Leite Derramado de Chico Buarque.
«Eu o levava de calças curtas ao Senado, fiz fotografá-lo na tribuna de onde seu avô tantas vezes discursou. O garoto não largava os livros de História, enchia a mãe de orgulho com as notas do boletim.
Enfronhado em política desde cedo, chegou ao ginásio em condições de discutir, de igual para igual com seus professores, a situação preclitante do país.
E um dia veio me comunicar que se tornara comunista. Que seja, falei comigo.
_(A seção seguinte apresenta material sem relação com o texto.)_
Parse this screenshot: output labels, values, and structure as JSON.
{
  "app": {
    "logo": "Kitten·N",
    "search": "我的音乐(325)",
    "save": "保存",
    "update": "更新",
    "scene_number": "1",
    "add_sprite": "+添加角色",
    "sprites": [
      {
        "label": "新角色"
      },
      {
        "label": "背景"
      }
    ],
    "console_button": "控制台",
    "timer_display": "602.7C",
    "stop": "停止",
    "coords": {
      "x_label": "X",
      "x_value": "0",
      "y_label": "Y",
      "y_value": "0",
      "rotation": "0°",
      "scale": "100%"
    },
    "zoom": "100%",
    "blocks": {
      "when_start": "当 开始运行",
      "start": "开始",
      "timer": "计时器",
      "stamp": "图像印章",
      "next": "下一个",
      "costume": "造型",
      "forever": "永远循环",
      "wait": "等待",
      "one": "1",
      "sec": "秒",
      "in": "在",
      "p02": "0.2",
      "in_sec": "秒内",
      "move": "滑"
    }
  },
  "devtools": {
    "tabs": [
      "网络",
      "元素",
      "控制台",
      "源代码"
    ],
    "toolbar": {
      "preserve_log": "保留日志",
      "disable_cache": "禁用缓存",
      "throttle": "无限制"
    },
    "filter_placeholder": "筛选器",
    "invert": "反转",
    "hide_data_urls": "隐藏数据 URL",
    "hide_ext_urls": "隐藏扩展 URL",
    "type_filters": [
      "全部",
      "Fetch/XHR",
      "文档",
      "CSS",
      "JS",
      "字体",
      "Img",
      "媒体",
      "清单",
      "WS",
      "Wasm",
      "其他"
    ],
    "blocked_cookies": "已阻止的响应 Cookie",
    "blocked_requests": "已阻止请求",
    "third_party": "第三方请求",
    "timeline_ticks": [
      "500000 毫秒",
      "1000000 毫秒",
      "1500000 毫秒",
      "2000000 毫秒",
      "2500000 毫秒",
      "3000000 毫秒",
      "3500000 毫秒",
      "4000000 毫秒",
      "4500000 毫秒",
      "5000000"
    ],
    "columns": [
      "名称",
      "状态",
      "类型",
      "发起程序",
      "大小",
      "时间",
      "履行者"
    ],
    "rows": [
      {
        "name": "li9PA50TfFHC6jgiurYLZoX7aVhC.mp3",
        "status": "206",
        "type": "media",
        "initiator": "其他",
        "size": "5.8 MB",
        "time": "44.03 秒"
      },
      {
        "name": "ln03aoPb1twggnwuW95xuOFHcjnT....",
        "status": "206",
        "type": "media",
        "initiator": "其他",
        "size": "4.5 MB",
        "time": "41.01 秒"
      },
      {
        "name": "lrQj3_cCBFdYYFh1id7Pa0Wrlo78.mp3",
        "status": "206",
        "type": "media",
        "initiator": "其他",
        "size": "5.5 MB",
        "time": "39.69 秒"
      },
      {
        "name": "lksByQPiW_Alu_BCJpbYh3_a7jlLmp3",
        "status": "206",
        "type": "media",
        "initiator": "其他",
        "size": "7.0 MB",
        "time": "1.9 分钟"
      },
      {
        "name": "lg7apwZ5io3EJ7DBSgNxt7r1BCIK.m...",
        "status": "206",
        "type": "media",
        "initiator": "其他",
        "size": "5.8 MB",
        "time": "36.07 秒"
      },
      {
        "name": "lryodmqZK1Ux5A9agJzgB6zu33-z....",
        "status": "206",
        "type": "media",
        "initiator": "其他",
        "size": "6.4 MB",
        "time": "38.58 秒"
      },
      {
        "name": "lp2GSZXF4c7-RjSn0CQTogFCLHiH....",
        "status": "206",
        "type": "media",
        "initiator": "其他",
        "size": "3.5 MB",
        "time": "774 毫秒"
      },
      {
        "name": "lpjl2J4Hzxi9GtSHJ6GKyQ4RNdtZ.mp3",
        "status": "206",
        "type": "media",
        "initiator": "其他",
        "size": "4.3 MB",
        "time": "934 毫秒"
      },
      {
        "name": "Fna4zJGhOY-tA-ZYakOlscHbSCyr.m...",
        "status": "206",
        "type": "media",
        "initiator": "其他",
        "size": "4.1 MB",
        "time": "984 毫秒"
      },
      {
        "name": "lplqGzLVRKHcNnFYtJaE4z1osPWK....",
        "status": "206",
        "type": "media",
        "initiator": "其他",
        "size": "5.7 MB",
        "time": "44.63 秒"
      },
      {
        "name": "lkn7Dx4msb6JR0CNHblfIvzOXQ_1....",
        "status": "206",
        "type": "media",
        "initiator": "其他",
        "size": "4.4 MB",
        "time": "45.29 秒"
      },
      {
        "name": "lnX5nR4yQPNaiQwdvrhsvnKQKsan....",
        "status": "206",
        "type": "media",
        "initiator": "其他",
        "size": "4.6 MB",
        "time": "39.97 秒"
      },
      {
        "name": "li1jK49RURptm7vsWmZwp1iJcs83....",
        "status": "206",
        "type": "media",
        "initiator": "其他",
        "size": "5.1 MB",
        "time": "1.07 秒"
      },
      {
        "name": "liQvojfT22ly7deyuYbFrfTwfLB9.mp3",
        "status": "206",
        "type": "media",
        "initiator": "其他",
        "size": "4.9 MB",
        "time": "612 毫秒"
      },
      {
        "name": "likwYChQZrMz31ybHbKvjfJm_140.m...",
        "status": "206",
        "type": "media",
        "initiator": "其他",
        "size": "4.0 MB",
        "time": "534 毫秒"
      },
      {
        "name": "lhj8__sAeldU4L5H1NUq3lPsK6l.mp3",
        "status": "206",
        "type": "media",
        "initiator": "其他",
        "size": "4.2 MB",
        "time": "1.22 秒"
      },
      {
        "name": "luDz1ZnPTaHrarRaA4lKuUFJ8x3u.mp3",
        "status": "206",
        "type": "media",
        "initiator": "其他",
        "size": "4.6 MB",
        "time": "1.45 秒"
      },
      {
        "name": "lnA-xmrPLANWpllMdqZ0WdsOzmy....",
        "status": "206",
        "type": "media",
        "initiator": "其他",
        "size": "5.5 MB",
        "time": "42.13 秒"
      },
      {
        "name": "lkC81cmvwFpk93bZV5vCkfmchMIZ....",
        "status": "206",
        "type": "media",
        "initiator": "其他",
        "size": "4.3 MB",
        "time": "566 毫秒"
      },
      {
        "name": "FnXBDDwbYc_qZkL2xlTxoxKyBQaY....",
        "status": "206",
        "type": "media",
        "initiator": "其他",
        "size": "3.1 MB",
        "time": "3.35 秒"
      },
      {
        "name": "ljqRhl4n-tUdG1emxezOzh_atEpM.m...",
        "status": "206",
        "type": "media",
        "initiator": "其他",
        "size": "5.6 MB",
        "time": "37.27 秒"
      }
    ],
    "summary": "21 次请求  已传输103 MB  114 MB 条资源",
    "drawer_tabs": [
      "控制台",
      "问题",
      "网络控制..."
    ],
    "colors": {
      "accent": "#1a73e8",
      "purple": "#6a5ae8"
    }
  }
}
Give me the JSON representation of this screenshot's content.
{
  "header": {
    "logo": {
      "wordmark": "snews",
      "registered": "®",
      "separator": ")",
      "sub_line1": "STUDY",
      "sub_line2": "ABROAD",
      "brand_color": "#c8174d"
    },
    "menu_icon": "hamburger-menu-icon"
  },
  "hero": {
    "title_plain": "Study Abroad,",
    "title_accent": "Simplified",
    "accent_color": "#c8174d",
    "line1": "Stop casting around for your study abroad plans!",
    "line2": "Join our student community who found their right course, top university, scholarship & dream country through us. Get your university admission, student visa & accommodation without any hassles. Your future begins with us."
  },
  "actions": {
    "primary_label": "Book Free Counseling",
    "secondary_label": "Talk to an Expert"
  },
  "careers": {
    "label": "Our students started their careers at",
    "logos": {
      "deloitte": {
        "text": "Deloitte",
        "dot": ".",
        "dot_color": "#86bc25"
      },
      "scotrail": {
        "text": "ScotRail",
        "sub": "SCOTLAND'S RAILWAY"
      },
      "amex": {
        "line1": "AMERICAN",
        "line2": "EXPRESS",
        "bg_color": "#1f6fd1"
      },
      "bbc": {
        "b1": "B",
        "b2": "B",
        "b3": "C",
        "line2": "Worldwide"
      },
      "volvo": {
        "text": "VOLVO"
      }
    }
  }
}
Se vier o comunismo, Eulálio d'Assumpção Palumba chegará provavelmente a algum bureau político, a um conselho de ministros, se não ao comitê central do partido.
Mas em vez do comunismo, veio a Revolução Militar de 1964, então tratei de lhe lembrar nossas antigas relações de família com as Forças Militares, até lhe mostrei o chicote que pertenceu ao seu sexto avô português, o célebre general Assumpção.
Mas na sua pouca idade, Eulálio era ainda vulnerável à influência de gente insensata, talvez mesmo de uns padres vermelhos.
Ou então lhe subiu à cabeça o sangue quente de calabrês, só sei que ele cismou de ser um herói da resistência.
Trouxe um mimeógrafo para casa, imprimia panfletos, em vão tentei lhe explicar que o heroísmo é uma vulgaridade.
Um noite carregou suas tralhas numas mochilas, e minha filha entrou em desespero, disse que ele tinha partido para a vida clandestina.
Não demorou muito, sete agentes da polícia invadiram nosso apartamento, vasculharam tudo, sacolejaram Maria Eulália, perguntaram por um tal de Pablo, e eu lhes disse que havia um equívoco, o garoto era um Assumpção de boa cepa.
Ainda lhes apontei o retrato do meu avô na moldura dourada, mas um brutamontes me deu um tapa na orelha e me mandou enfiar o avô no cu.»